The directives included:
RLC Chief Executive Officer Camilla Pandolfini said the large numbers of fines issued suggest that NSW Police officers abandoned their appropriate lawful discretionary decision-making and instead defaulted to issuing fines.
It follows a UNSW report released in March about the response the University’s Law and Justice.
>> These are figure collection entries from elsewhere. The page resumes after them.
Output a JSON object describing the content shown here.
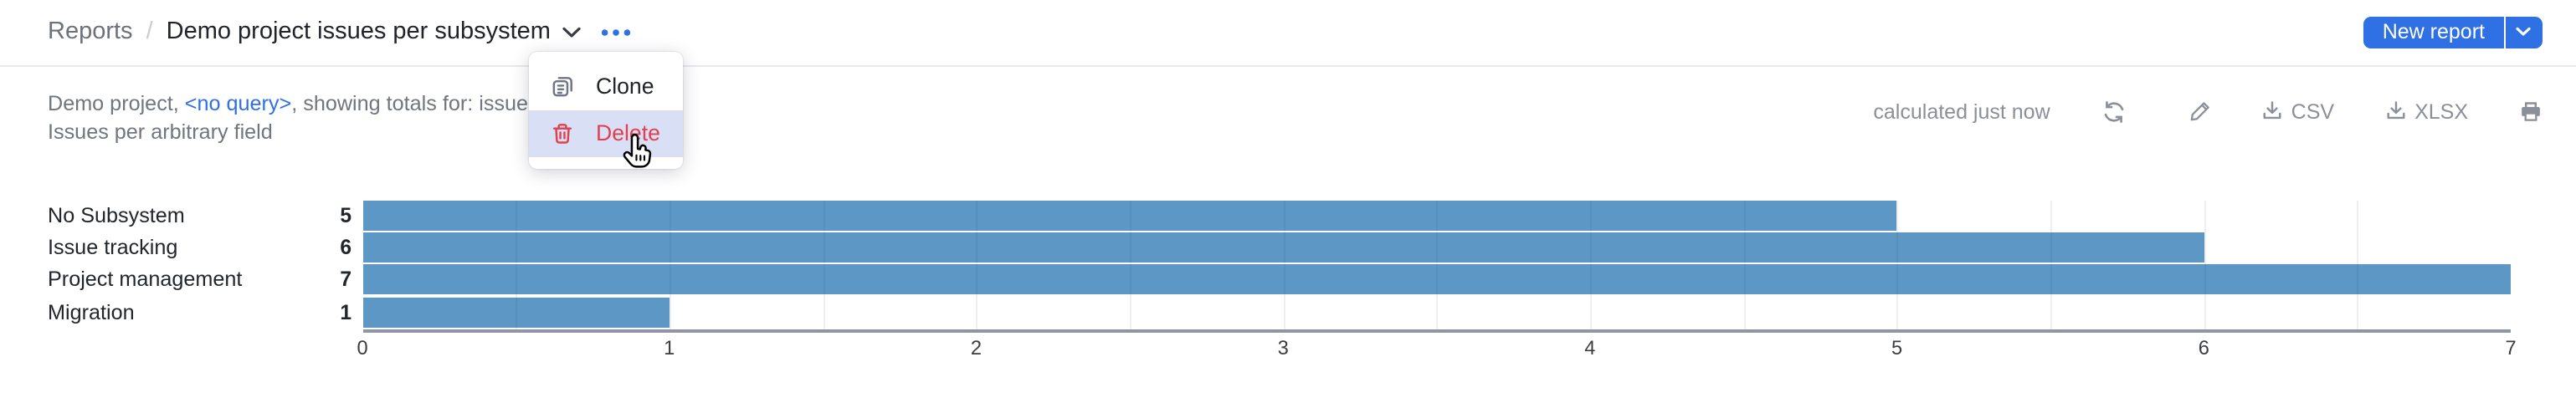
{
  "colors": {
    "accent": "#2f70e4",
    "bar": "#5c97c6",
    "danger": "#e1414e",
    "menu_hover_bg": "#d9dff5"
  },
  "breadcrumb": {
    "root": "Reports",
    "separator": "/",
    "title": "Demo project issues per subsystem",
    "chevron_icon": "chevron-down-icon",
    "more_icon": "ellipsis-icon"
  },
  "header": {
    "new_report_label": "New report"
  },
  "context_menu": {
    "items": [
      {
        "label": "Clone",
        "icon": "clone-icon",
        "danger": false,
        "hovered": false
      },
      {
        "label": "Delete",
        "icon": "trash-icon",
        "danger": true,
        "hovered": true
      }
    ]
  },
  "subtitle": {
    "prefix": "Demo project, ",
    "query_link": "<no query>",
    "suffix": ", showing totals for: issues cou",
    "line2": "Issues per arbitrary field"
  },
  "toolbar": {
    "status": "calculated just now",
    "refresh_icon": "refresh-icon",
    "edit_icon": "pencil-icon",
    "csv_label": "CSV",
    "xlsx_label": "XLSX",
    "download_icon": "download-icon",
    "print_icon": "printer-icon"
  },
  "chart_data": {
    "type": "bar",
    "orientation": "horizontal",
    "categories": [
      "No Subsystem",
      "Issue tracking",
      "Project management",
      "Migration"
    ],
    "values": [
      5,
      6,
      7,
      1
    ],
    "value_labels_shown": true,
    "xlim": [
      0,
      7
    ],
    "x_ticks": [
      0,
      1,
      2,
      3,
      4,
      5,
      6,
      7
    ],
    "grid_step": 0.5,
    "grid_on": true,
    "title": "",
    "xlabel": "",
    "ylabel": "",
    "legend": "none",
    "bar_color": "#5c97c6"
  }
}
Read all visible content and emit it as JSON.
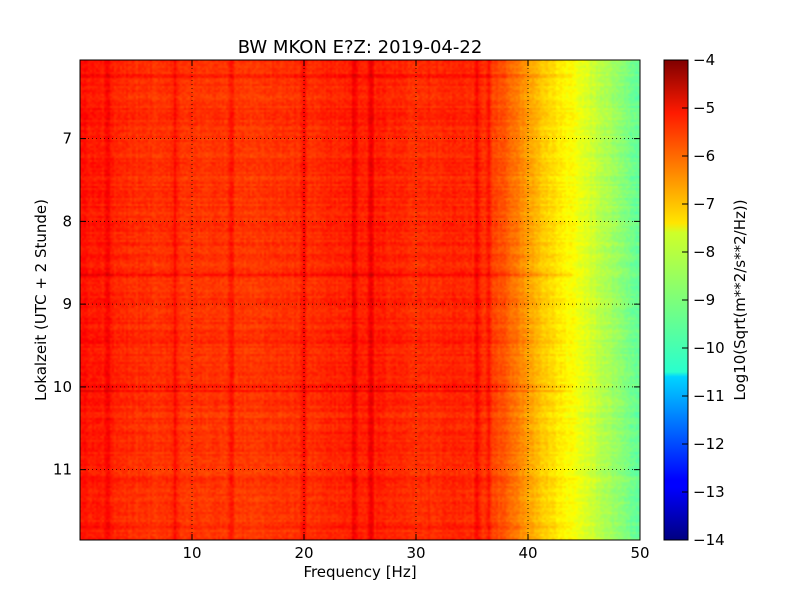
{
  "chart_data": {
    "type": "heatmap",
    "title": "BW MKON E?Z: 2019-04-22",
    "xlabel": "Frequency [Hz]",
    "ylabel": "Lokalzeit (UTC + 2 Stunde)",
    "xlim": [
      0,
      50
    ],
    "ylim": [
      11.85,
      6.05
    ],
    "y_inverted": true,
    "x_ticks": [
      10,
      20,
      30,
      40,
      50
    ],
    "y_ticks": [
      7,
      8,
      9,
      10,
      11
    ],
    "grid": true,
    "colormap": "jet",
    "colorbar": {
      "label": "Log10(Sqrt(m**2/s**2/Hz))",
      "range": [
        -14,
        -4
      ],
      "ticks": [
        -4,
        -5,
        -6,
        -7,
        -8,
        -9,
        -10,
        -11,
        -12,
        -13,
        -14
      ]
    },
    "profile": {
      "description_freq_hz": [
        0,
        5,
        10,
        15,
        20,
        25,
        30,
        35,
        38,
        40,
        42,
        44,
        46,
        48,
        50
      ],
      "log10_psd": [
        -5.4,
        -5.7,
        -5.75,
        -5.8,
        -5.7,
        -5.5,
        -5.65,
        -5.6,
        -6.1,
        -6.8,
        -7.4,
        -7.8,
        -8.3,
        -8.8,
        -9.3
      ]
    },
    "spectral_lines_hz": [
      2.5,
      8.5,
      13.5,
      20.0,
      24.5,
      26.0,
      35.5,
      36.5
    ],
    "horizontal_features_hour": [
      6.25,
      8.65,
      9.45,
      10.0,
      10.05,
      11.7
    ]
  }
}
Professor Luke McNamara from the University’s Centre for Crime, Law, and Justice said, “The response criminalized noncompliance with public health measures, centered the police as the responsible compliance and enforcement agency, and foregrounded punishment in the form of large ‘on-the-spot’ fines – our report shows this approach was regrettable, and should be avoided in the future.
“It was not inevitable that the COVID-19 pandemic would result in more than $56 million in fines for non-compliance with public health orders,” he said.
Image: Community Legal Centres NSW.
“Residents in some of the most disadvantaged communities in the state, particularly children and highly populous Aboriginal communities, were targeted heavily. The Sydney suburbs of Blacktown, Mount Druitt, and Liverpool and the NSW towns of Brewarrina, Bourke, and Walgett were disproportionately affected.”
There has also been a push to annul the remaining fines following the April Supreme Court decision.
However, the commissioner of fines administration is currently telling individual fine recipients that the government has no plans to withdraw any more fines as a result of the decision.